Song by the Rolling Stones

from the album Exile on Main St.
- Released: 12 May 1972
- Recorded: October–November 1971, January–March 1972
- Studio: Villa Nellcôte, France; Sunset Sound, Los Angeles;
- Genre: Blues rock
- Length: 3:24
- Label: Rolling Stones Records
- Songwriter(s): Jagger-Richards; Mick Taylor;
- Producer(s): Jimmy Miller

= Ventilator Blues =

"Ventilator Blues" is a song by the English rock band the Rolling Stones that is included on their 1972 album Exile on Main St.

==Background==
“Ventilator Blues” marks one of only two times guitarist Mick Taylor was given credit alongside regular Stones songwriters Mick Jagger and Keith Richards, the second time being the song "Criss Cross" which was not officially released until the 2020 Deluxe Edition of the album Goats Head Soup. In a 1973 interview with Nick Kent, Taylor stated that he wrote the song's riff. The song features Richards playing slide guitar and acoustic guitar, Taylor on lead guitar and a resonator guitar, Jagger on vocals, Bill Wyman on bass, Charlie Watts on drums, Nicky Hopkins on piano, and Bobby Keys and Jim Price on saxophone and trumpet respectively.

The song itself is a low and lumbering blues number, with Bill Janovitz saying in his review, “the instrumental arrangement clearly aims for the Chess Studios approach.” Jagger double tracks the lead vocal, a studio technique rarely used in Rolling Stones recordings. Janovitz concludes, “Jagger takes the Muddy Waters and Howlin' Wolf inspiration of the song's origins and does his best to betray the fact that he is a skinny middle-class English kid, convincingly delivering the time-bomb lyric with appropriate swagger.”

On pianist Nicky Hopkins notable contribution, Janovitz says, “[Hopkins plays] a rhythmically complex piano part on the verses, weaving in and out of the swooping guitar lick on the first verse and then building as the arrangement continues, playing nervous, jittery right-handed upper-register trills. The pianist creates scary tension on an already claustrophobic and malevolent-sounding song.” The song is noted for its rising and falling chord progression, punctuated by the saxophone of Bobby Keys and the trumpet and trombone of Jim Price. Keeping beat is Charlie Watts on drums and Bill Wyman on bass who, although frequently absent during the recording sessions for Exile, made it on this occasion.

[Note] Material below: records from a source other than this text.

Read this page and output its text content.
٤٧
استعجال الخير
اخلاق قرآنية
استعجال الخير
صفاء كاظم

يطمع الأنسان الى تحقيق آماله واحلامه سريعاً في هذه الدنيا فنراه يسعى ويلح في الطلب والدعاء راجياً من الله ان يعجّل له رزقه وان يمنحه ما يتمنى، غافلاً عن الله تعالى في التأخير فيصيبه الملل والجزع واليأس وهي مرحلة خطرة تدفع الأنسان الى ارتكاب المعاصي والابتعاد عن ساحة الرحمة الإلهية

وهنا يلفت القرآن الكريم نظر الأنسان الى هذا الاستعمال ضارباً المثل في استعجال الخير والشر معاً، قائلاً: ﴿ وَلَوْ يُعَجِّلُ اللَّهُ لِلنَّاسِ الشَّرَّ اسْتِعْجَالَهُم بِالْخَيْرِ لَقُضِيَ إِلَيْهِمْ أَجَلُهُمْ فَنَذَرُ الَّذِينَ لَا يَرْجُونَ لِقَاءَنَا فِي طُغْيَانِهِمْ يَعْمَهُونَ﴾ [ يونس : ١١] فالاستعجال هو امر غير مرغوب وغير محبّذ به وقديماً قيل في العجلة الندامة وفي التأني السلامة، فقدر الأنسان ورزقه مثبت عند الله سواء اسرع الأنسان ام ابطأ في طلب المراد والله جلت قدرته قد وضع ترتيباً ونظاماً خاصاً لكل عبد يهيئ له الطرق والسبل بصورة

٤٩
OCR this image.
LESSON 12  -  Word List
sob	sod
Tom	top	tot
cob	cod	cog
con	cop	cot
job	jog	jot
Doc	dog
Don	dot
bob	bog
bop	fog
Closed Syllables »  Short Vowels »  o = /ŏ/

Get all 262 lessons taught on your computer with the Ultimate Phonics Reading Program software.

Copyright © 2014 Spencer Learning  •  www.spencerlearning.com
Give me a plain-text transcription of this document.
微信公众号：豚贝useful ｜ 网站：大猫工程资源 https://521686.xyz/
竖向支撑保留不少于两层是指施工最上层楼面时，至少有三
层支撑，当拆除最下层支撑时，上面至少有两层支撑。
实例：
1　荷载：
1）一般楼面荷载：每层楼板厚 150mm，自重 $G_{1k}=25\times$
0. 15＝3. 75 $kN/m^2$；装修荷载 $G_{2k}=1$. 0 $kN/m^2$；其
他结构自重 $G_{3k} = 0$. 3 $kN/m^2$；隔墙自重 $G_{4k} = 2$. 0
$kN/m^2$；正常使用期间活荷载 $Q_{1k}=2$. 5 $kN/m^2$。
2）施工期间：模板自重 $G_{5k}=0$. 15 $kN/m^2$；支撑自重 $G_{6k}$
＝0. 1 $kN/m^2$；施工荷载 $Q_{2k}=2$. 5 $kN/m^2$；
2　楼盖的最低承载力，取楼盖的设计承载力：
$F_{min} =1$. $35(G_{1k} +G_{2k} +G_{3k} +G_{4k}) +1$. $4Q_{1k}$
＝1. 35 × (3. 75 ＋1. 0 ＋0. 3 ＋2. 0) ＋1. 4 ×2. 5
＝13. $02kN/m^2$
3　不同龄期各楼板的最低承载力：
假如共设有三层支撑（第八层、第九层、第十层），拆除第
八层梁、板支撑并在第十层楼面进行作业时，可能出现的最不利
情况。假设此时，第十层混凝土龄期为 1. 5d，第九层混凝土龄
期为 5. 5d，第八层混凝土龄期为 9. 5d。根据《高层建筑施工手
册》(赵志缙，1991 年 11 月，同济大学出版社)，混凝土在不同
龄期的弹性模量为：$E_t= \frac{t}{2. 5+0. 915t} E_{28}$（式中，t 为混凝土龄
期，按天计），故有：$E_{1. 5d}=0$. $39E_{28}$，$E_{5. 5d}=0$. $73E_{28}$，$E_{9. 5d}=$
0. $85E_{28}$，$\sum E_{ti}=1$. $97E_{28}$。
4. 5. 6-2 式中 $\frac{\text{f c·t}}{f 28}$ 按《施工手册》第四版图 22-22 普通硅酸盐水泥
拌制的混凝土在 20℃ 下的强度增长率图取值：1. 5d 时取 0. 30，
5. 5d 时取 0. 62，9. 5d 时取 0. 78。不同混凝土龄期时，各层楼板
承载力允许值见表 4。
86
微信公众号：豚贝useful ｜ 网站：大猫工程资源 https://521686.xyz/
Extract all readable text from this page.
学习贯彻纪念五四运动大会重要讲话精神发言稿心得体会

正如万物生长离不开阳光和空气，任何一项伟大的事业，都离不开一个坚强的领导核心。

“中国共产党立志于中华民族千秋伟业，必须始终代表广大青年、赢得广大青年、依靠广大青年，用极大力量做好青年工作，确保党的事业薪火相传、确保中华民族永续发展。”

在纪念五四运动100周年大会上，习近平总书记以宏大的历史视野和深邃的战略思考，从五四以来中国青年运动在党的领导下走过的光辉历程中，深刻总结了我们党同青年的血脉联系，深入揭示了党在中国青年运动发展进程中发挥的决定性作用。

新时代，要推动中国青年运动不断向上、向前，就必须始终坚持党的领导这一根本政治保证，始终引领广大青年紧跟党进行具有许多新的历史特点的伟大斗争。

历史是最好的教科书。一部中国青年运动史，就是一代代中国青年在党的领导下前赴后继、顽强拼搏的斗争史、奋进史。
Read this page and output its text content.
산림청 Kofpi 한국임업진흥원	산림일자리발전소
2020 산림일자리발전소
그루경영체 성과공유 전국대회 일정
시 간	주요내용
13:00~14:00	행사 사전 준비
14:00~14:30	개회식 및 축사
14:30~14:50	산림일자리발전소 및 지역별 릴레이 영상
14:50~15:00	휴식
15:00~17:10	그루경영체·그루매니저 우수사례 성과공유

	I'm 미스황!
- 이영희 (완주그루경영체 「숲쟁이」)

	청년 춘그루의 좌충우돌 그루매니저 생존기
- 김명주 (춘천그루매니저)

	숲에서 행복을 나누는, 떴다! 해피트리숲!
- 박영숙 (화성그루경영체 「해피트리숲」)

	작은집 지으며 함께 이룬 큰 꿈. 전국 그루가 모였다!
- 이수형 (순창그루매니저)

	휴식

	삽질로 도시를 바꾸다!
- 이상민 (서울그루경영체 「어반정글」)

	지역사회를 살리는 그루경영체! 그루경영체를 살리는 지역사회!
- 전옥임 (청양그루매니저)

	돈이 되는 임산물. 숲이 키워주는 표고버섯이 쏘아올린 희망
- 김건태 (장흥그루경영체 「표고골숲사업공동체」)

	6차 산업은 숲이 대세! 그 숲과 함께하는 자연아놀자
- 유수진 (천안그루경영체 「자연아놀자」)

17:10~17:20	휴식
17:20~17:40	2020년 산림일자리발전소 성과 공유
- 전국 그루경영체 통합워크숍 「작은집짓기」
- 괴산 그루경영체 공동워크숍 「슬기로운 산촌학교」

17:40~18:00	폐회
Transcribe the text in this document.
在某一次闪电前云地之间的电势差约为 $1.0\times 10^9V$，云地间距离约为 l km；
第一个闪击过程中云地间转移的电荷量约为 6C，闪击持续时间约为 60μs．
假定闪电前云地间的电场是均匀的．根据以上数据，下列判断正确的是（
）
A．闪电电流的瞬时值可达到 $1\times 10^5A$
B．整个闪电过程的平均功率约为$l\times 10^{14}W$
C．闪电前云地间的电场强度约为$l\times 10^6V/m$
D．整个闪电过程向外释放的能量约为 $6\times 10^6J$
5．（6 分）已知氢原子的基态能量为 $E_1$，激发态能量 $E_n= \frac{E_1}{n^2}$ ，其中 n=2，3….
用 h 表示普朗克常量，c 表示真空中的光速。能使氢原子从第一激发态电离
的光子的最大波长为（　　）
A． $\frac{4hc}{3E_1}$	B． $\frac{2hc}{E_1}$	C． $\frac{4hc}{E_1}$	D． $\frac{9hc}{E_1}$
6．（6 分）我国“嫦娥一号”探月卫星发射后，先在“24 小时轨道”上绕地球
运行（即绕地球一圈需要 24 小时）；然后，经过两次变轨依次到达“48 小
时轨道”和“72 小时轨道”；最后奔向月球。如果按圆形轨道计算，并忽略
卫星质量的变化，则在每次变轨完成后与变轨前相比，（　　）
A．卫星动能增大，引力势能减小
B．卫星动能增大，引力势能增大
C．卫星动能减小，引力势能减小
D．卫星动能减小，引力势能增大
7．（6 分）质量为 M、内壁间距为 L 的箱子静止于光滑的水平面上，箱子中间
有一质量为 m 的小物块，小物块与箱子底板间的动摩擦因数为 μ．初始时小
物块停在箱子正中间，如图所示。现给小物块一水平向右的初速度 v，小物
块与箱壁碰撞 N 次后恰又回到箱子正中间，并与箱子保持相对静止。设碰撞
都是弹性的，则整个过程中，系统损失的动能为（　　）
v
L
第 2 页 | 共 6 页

==Recording and aftermath==
Recording on “Ventilator Blues” began in late 1971. Richards said, “On ‘Ventilator Blues’ we got some weird sound of something that had gone wrong - some valve or tube that had gone. If something was wrong you just forgot about it. You'd leave it alone and come back tomorrow and hope it had fixed itself. Or give it a good kick.” Recording concluded in the early months of 1972 at Los Angeles' Sunset Sound Studios.

In 2003, Watts commented:
We always rehearse ‘Ventilator Blues’ [for tours]. It’s a great track, but we never play it as well as the original. Something will not be quite right; either Keith will play it a bit differently or I’ll do it wrong. It’s a fabulous number, but a bit of a tricky one. Bobby Keys wrote the rhythm part, which is the clever part of the song. Bobby said, ‘Why don’t you do this?’ and I said, ‘I can’t play that,’ so Bobby stood next me to clapping the thing and I just followed his timing. In the world of "Take Five", it’s nothing, but it threw me completely and Bobby just stood there and clapped while we were doing the track – and we've never quite got it together as well as that.

==Live==
The Rolling Stones have performed “Ventilator Blues” live only once, at Pacific Coliseum in Vancouver, British Columbia, on opening night of the 1972 North American Tour in support of Exile on Main Street.